Of the 200 professors in attendance, only one applauded, offering two brief claps after Matory’s speech. The faculty went on to discuss the curricular review, which they had been scheduled to take up two months earlier.

At the next meeting, on May 3, even Matory appeared to have tempered his rhetoric. He asked Summers how he planned to increase the number of non-white administrators and professors, and how he would try to bring former Fletcher University Professor Cornel R. West ’74 back to Harvard—but did not directly attack Summers’ leadership. And two weeks later, at the last Faculty meeting of the year, the 150 or so professors in attendance heard further presentations of the curricular review.
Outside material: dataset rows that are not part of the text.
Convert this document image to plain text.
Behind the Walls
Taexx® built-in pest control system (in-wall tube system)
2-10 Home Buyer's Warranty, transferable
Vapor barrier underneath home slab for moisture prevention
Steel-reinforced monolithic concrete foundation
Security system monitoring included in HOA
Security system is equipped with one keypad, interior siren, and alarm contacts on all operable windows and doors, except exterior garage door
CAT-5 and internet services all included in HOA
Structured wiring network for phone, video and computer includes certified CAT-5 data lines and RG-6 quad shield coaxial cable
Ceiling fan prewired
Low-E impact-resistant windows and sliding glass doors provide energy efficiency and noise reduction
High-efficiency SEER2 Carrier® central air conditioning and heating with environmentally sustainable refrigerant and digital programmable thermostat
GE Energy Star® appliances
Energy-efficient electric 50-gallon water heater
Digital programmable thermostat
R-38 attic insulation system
There was no mention of the crisis that had defined the Faculty for the better part of a semester.

“What we had in the course of this was a very full discussion and a really full dialogue, a full airing of views in the Faculty with the president,” Kirby says of this year’s Faculty meetings.

This “airing of views” contributed to some of the most dramatic and contentious Faculty meetings in recent memory.

But since March, faculty discussions of their discontent with Summers have moved out of the Faculty meetings and into more private venues.

The Faculty meetings, says Acting Chair of the Folklore and Mythology Department Jan Ziolkowski, “have been very boxed, structured events.”

“There’s a very staged atmosphere,” he says.

Yet the long-term consequences of this turbulent semester remain to be seen. Summers has already announced he will no longer participate in the curricular review—possibly a reaction to accusations from professors that the president was exerting undue influence in Faculty affairs.

A group of department chairs, which first gathered in February in response to the initial outcry against Summers, has announced that it will continue to meet next year to address the Summers-FAS relationship.

In May, the Faculty Council announced that the full Faculty would convene for five extra sessions in the next academic year, to make room for debate on the curricular review.

But for now, the curtain has closed on the public drama, and calm has returned to the Faculty Room.